Kacirova M, Kosek D, Kadek A, Man P, Vecer J, Herman P, Obsilova V and Obsil T
J. Biol. Chem. jbc.M115.636563. First Published on May 13, 2015, doi:10.1074/jbc.M115.636563
Kacirova M, Kosek D, Kadek A, Man P, Vecer J, Herman P, Obsilova V and Obsil T
http://www.ncbi.nlm.nih.gov/pubmed/25971962
Phosducin (Pdc), a highly conserved phosphoprotein involved in the regulation of retinal phototransduction cascade, transcriptional control, and modulation of blood pressure, is controlled in the phosphorylation-dependent manner including the binding to the 14-3-3 protein.

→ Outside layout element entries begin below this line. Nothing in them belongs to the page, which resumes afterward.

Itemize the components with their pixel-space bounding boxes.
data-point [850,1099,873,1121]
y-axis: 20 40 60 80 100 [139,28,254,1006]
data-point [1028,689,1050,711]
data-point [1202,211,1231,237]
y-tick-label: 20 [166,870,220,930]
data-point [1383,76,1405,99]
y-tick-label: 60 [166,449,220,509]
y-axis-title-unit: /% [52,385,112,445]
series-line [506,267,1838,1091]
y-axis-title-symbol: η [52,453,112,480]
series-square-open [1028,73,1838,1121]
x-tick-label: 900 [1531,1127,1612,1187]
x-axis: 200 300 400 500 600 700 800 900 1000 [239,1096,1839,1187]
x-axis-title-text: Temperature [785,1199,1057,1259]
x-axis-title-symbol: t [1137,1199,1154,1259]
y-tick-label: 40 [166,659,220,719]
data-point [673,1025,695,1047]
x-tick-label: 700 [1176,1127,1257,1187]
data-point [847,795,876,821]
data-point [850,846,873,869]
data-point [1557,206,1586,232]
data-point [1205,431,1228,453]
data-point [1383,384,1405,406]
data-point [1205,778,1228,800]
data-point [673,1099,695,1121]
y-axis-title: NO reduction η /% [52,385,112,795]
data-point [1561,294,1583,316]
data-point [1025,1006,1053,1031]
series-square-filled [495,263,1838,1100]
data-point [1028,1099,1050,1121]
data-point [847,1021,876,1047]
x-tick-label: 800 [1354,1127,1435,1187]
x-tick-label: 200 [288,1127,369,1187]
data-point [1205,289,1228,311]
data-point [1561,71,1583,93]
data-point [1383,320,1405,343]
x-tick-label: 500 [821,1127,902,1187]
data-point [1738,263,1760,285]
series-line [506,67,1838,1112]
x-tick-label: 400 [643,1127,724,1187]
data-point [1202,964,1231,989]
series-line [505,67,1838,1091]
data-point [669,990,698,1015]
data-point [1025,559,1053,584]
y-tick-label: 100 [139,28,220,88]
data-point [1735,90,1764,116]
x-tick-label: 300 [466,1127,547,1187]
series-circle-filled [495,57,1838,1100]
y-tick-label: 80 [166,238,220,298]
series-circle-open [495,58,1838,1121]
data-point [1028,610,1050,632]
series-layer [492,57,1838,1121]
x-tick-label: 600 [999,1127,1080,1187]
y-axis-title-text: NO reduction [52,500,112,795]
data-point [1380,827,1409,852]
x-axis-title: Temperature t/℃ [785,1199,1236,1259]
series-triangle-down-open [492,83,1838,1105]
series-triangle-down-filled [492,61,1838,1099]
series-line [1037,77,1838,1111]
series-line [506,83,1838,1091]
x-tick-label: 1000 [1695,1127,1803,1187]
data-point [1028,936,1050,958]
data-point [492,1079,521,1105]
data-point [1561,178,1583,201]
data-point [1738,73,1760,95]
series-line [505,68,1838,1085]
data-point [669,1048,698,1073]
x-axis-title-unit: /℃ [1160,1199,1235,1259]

However, the molecular mechanism of this regulation is largely unknown. Here, the solution structure of Pdc and its interaction with the 14-3-3 protein were investigated using small angle X-ray scattering, time-resolved fluorescence spectroscopy and hydrogen-deuterium exchange coupled to mass spectrometry. The 14-3-3 protein dimer interacts with Pdc using surfaces both inside and outside its central channel. The N-terminal domain of Pdc, where both phosphorylation sites and the 14-3-3 binding motifs are located, is intrinsically disordered protein which reduces its flexibility in several regions without undergoing dramatic disorder-to-order transition upon binding to 14-3-3. Our data also indicate that the C-terminal domain of Pdc interacts with the outside surface of the 14-3-3 dimer through region involved in Gtβγ binding. In conclusion, we show that the 14-3-3 protein interacts with and sterically occludes both the N- and C-terminal Gtβγ binding interfaces of phosphorylated Pdc, thus providing a mechanistic explanation for the 14-3-3-dependent inhibition of Pdc function.